Next to the incinerator is a working landfill, where I presume the fly ash goes. It rises like Table Mountain above the surrounding flat lands, ominous and foreboding.
A little further east, there is bound to be more garbage because I found a ski slope, a cycle track, and a golf course—sure signs of waste underfoot. The ski slope is in disrepair, as Dutch people have generally evinced a preference for the Alps over tricked-out, spiffed-up garbage dumps. The ski lift is nothing but a downed clothesline in the grass, and the squares of corrugated plastic snow are sliding off the hillside as if to make up for the lack of human visitors.
In back of the golf course is a huge park, only half tended and almost completely deserted, of breath-taking beauty. Half wetland, half terra firma, hushed in the near fog, slowly awakening from long winter sleep.
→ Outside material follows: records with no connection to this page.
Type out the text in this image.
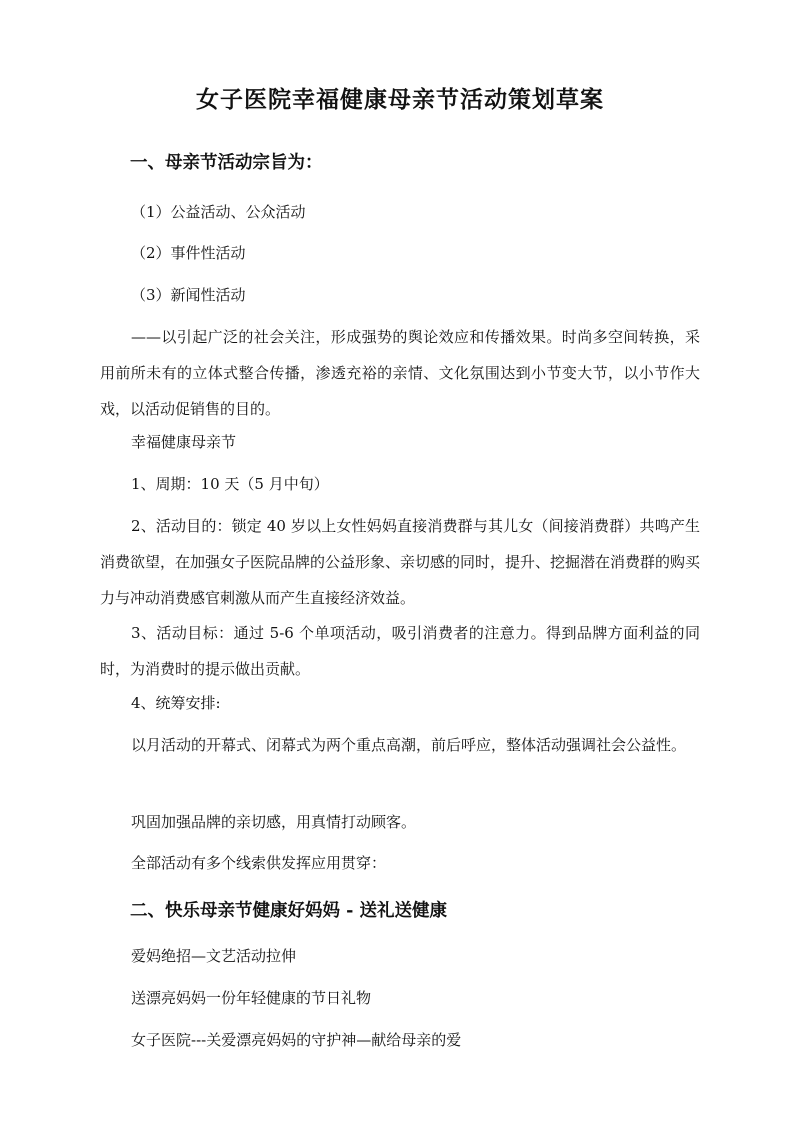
女子医院幸福健康母亲节活动策划草案
一、母亲节活动宗旨为：
（1）公益活动、公众活动
（2）事件性活动
（3）新闻性活动
——以引起广泛的社会关注，形成强势的舆论效应和传播效果。时尚多空间转换，采用前所未有的立体式整合传播，渗透充裕的亲情、文化氛围达到小节变大节，以小节作大戏，以活动促销售的目的。
幸福健康母亲节
1、周期：10 天（5 月中旬）
2、活动目的：锁定 40 岁以上女性妈妈直接消费群与其儿女（间接消费群）共鸣产生消费欲望，在加强女子医院品牌的公益形象、亲切感的同时，提升、挖掘潜在消费群的购买力与冲动消费感官刺激从而产生直接经济效益。
3、活动目标：通过 5-6 个单项活动，吸引消费者的注意力。得到品牌方面利益的同时，为消费时的提示做出贡献。
4、统筹安排:
以月活动的开幕式、闭幕式为两个重点高潮，前后呼应，整体活动强调社会公益性。
巩固加强品牌的亲切感，用真情打动顾客。
全部活动有多个线索供发挥应用贯穿：
二、快乐母亲节健康好妈妈 - 送礼送健康
爱妈绝招—文艺活动拉伸
送漂亮妈妈一份年轻健康的节日礼物
女子医院---关爱漂亮妈妈的守护神—献给母亲的爱
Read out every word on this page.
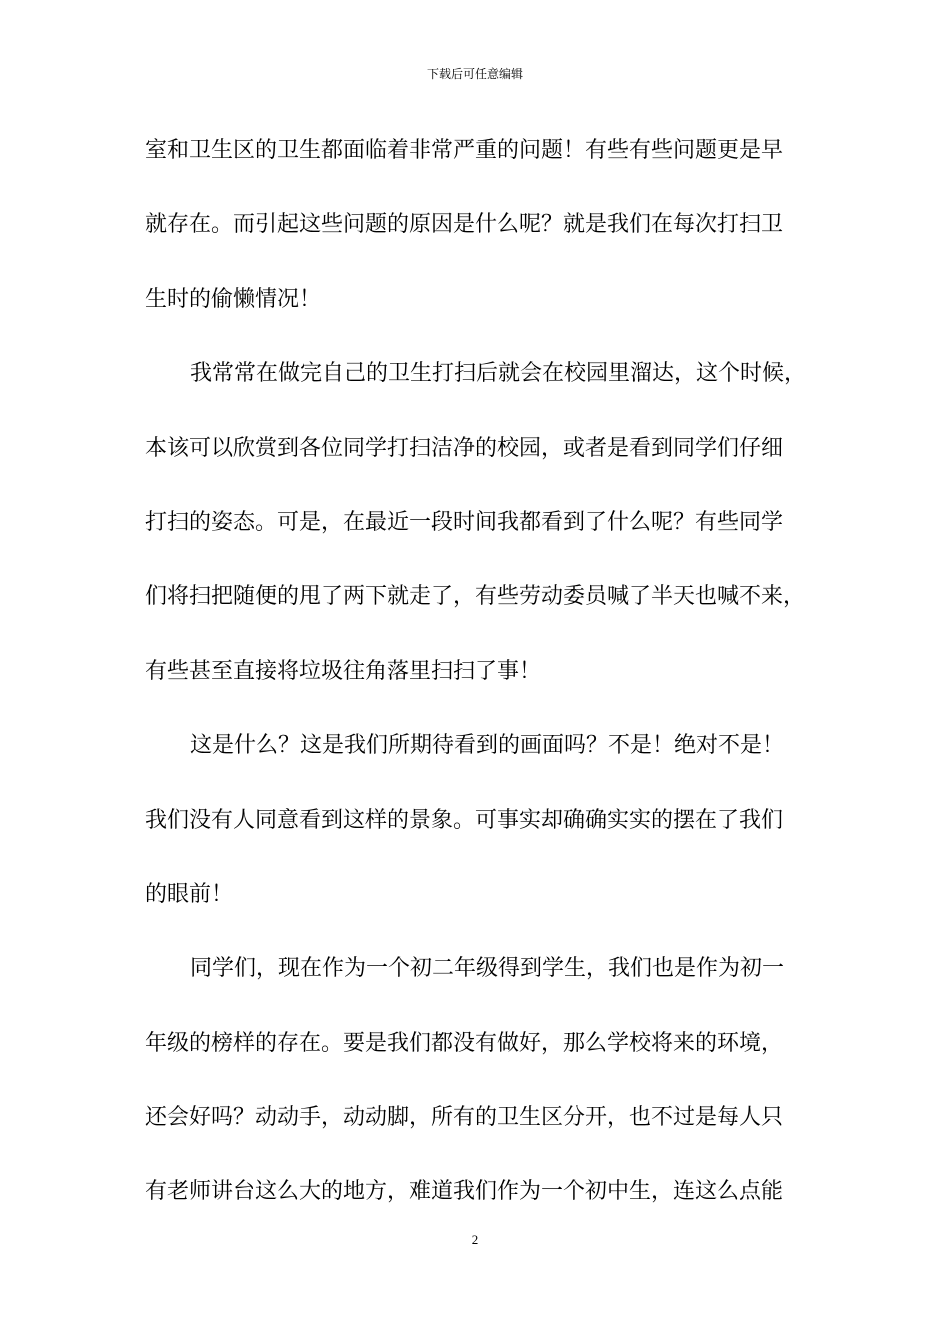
下载后可任意编辑
室和卫生区的卫生都面临着非常严重的问题！有些有些问题更是早
就存在。而引起这些问题的原因是什么呢？就是我们在每次打扫卫
生时的偷懒情况！
我常常在做完自己的卫生打扫后就会在校园里溜达，这个时候，
本该可以欣赏到各位同学打扫洁净的校园，或者是看到同学们仔细
打扫的姿态。可是，在最近一段时间我都看到了什么呢？有些同学
们将扫把随便的甩了两下就走了，有些劳动委员喊了半天也喊不来，
有些甚至直接将垃圾往角落里扫扫了事！
这是什么？这是我们所期待看到的画面吗？不是！绝对不是！
我们没有人同意看到这样的景象。可事实却确确实实的摆在了我们
的眼前！
同学们，现在作为一个初二年级得到学生，我们也是作为初一
年级的榜样的存在。要是我们都没有做好，那么学校将来的环境，
还会好吗？动动手，动动脚，所有的卫生区分开，也不过是每人只
有老师讲台这么大的地方，难道我们作为一个初中生，连这么点能
2
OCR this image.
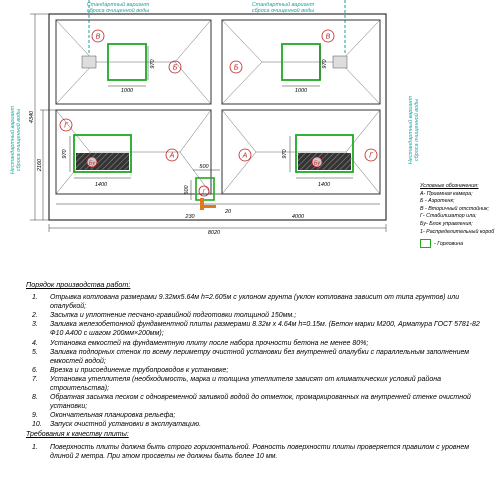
Стандартный вариант сброса очищенной воды
Стандартный вариант сброса очищенной воды
Нестандартный вариантсброса очищенной воды	Нестандартный вариантсброса очищенной воды
В	В
Г
Г
Б	Б
А	А
Бу	Бу
Г
4340
2160
8020
4000
970
1000
970
1000
970
1400
970
1400
500
500
230
20
Условные обозначения:
А- Приемная камера;
Б - Аэротенк;
В - Вторичный отстойник;
Г- Стабилизатор ила;
Бу- Блок управления;
1- Распределительный короб
- Горловина
Порядок производства работ:
1. Отрывка котлована размерами 9.32мх5.64м h=2.605м с уклоном грунта (уклон котлована зависит от типа грунтов) или опалубкой;
2. Засыпка и уплотнение песчано-гравийной подготовки толщиной 150мм.;
3. Заливка железобетонной фундаментной плиты размерами 8.32м х 4.64м h=0.15м. (Бетон марки М200, Арматура ГОСТ 5781-82 Ф10 А400 с шагом 200мм×200мм);
4. Установка емкостей на фундаментную плиту после набора прочности бетона не менее 80%;
5. Заливка подпорных стенок по всему периметру очистной установки без внутренней опалубки с параллельным заполнением емкостей водой;
6. Врезка и присоединение трубопроводов к установке;
7. Установка утеплителя (необходимость, марка и толщина утеплителя зависят от климатических условий района строительства);
8. Обратная засыпка песком с одновременной заливкой водой до отметок, промаркированных на внутренней стенке очистной установки;
9. Окончательная планировка рельефа;
10. Запуск очистной установки в эксплуатацию.
Требования к качеству плиты:
1. Поверхность плиты должна быть строго горизонтальной. Ровность поверхности плиты проверяется правилом с уровнем длиной 2 метра. При этом просветы не должны быть более 10 мм.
Despite the immediate proximity of ovens, upland waste, electricity pylons, and railway bridge, the area seems entirely removed from time except the cycles of the seasons. This is hands down the prettiest garbage dump I have ever visited. I don’t recommend it as a tourist attraction only because too many visitors would spoil the prospect.
Yet again further east lies a gigantic garbage dike, following the banks of the river Beneden Merwede for what I guess is a length of approximately 2 kilometers. It runs right into the upper end of one of the national parks, the Biesbosch. Also gorgeous. Also completely unreal.